While Asia’s richest man, Li Ka-shing has been selling out his China real estate assets, Hong Kong’s fifth wealthiest billionaire has decided to double-down on his China bets by taking New World China Land Limited (HKG:0917) private.
The HK$18.6 billion (US$2.4 billion) bid by Cheng Yu-tung’s New World Development Co (HKG:0017) to buy back shares in the company’s China subsidiary shows a confidence in the company, as well as the China market, that is not shared by all investors.
Stock in New World China Land has traded below the company’s net asset value for more than six years.
According to a report in Bloomberg, shareholders in the Hong Kong-listed real estate developer will receive a premium of 32 percent for their shares over Friday’s closing price of HK$6.63. The stock rose 28.99 percent in trading on Friday, while shares of its parent, New World Development, were off more than 14 percent.
Li Selling Off China Assets
In contrast to Cheng’s decision to take his China subsidiary private, the man best known for profiting from real estate in the region, Li Ka-shing has been bearish about the prospects for the country’s property markets.
In February Li’s ARA Asset Management closed the sale of a Nanjing office building for RMB 2.48 billion, and sold a number of assets last year, including parting ways with an office tower in Shanghai during October for US$1.15 billion.
Combining Balance Sheets as Acquisition Costs Rise
However, some analysts saw advantages for New World and Cheng in the privatisation move.
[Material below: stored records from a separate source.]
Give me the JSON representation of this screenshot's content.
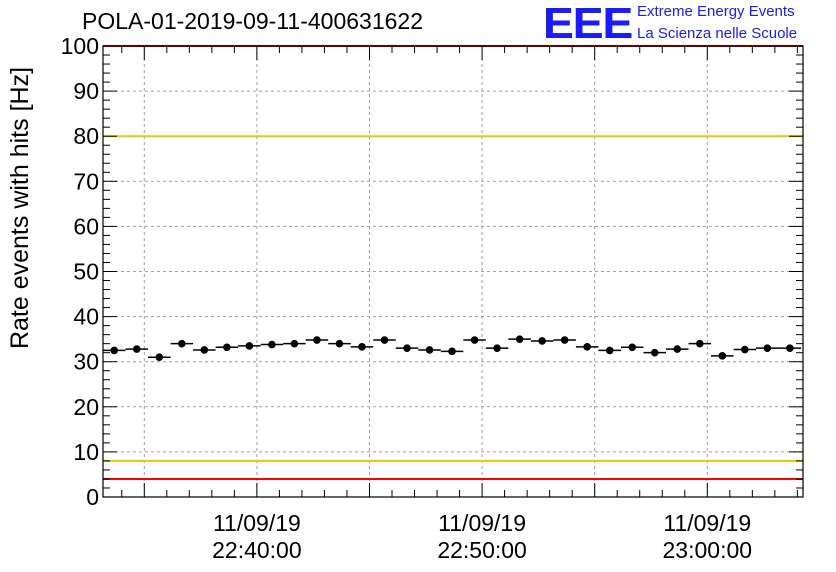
{
  "header": {
    "title": "POLA-01-2019-09-11-400631622",
    "logo_text": "EEE",
    "tagline_1": "Extreme Energy Events",
    "tagline_2": "La Scienza nelle Scuole"
  },
  "colors": {
    "data": "#000000",
    "limit_red": "#ff0000",
    "limit_yellow": "#e8c800",
    "grid": "#a0a0a0",
    "logo_blue": "#1a1aff"
  },
  "chart_data": {
    "type": "scatter",
    "title": "POLA-01-2019-09-11-400631622",
    "xlabel": "",
    "ylabel": "Rate events with hits [Hz]",
    "ylim": [
      0,
      100
    ],
    "xlim": [
      "2019-09-11 22:33:10",
      "2019-09-11 23:04:15"
    ],
    "x_tick_labels": [
      {
        "date": "11/09/19",
        "time": "22:40:00"
      },
      {
        "date": "11/09/19",
        "time": "22:50:00"
      },
      {
        "date": "11/09/19",
        "time": "23:00:00"
      }
    ],
    "y_ticks": [
      0,
      10,
      20,
      30,
      40,
      50,
      60,
      70,
      80,
      90,
      100
    ],
    "grid": true,
    "bin_width_minutes": 1,
    "horizontal_lines": [
      {
        "y": 100,
        "color": "red"
      },
      {
        "y": 80,
        "color": "yellow"
      },
      {
        "y": 8,
        "color": "yellow"
      },
      {
        "y": 4,
        "color": "red"
      }
    ],
    "series": [
      {
        "x": [
          "22:33:40",
          "22:34:40",
          "22:35:40",
          "22:36:40",
          "22:37:40",
          "22:38:40",
          "22:39:40",
          "22:40:40",
          "22:41:40",
          "22:42:40",
          "22:43:40",
          "22:44:40",
          "22:45:40",
          "22:46:40",
          "22:47:40",
          "22:48:40",
          "22:49:40",
          "22:50:40",
          "22:51:40",
          "22:52:40",
          "22:53:40",
          "22:54:40",
          "22:55:40",
          "22:56:40",
          "22:57:40",
          "22:58:40",
          "22:59:40",
          "23:00:40",
          "23:01:40",
          "23:02:40",
          "23:03:40"
        ],
        "y": [
          32.5,
          32.8,
          31.0,
          34.0,
          32.6,
          33.2,
          33.5,
          33.8,
          34.0,
          34.8,
          34.0,
          33.3,
          34.8,
          33.0,
          32.6,
          32.3,
          34.8,
          33.0,
          35.0,
          34.6,
          34.8,
          33.3,
          32.5,
          33.2,
          32.0,
          32.8,
          34.0,
          31.3,
          32.7,
          33.0,
          33.0
        ]
      }
    ]
  }
}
Bloomberg spoke to a Bank of America Merrill Lynch analyst who noted,
“New World Group does not need two separate platforms for doing property in Hong Kong and China. The privatization would allow New World China to utilize its parent’s bigger balance sheet as China property development is still capex intensive if it wants to expand.”
Land prices in China having been rising to historic levels recently as developers compete for the land necessary to launch new projects.
According to New World China’s website, the company has developed 36 major projects in China in 22 cities, and its portfolio spans residential, office retail and hotel projects.
Forbes latest Billionaire List estimated New World’s former chairman, Cheng Yu-tung as having a personal fortune of $16.2 billion, making him Hong Kong’s fifth-richest person (with Li being first), and ranks 54th globally.
Cheng also owns Chow Tai Fook Jewellery Group Ltd., the world’s largest listed jewelry chain.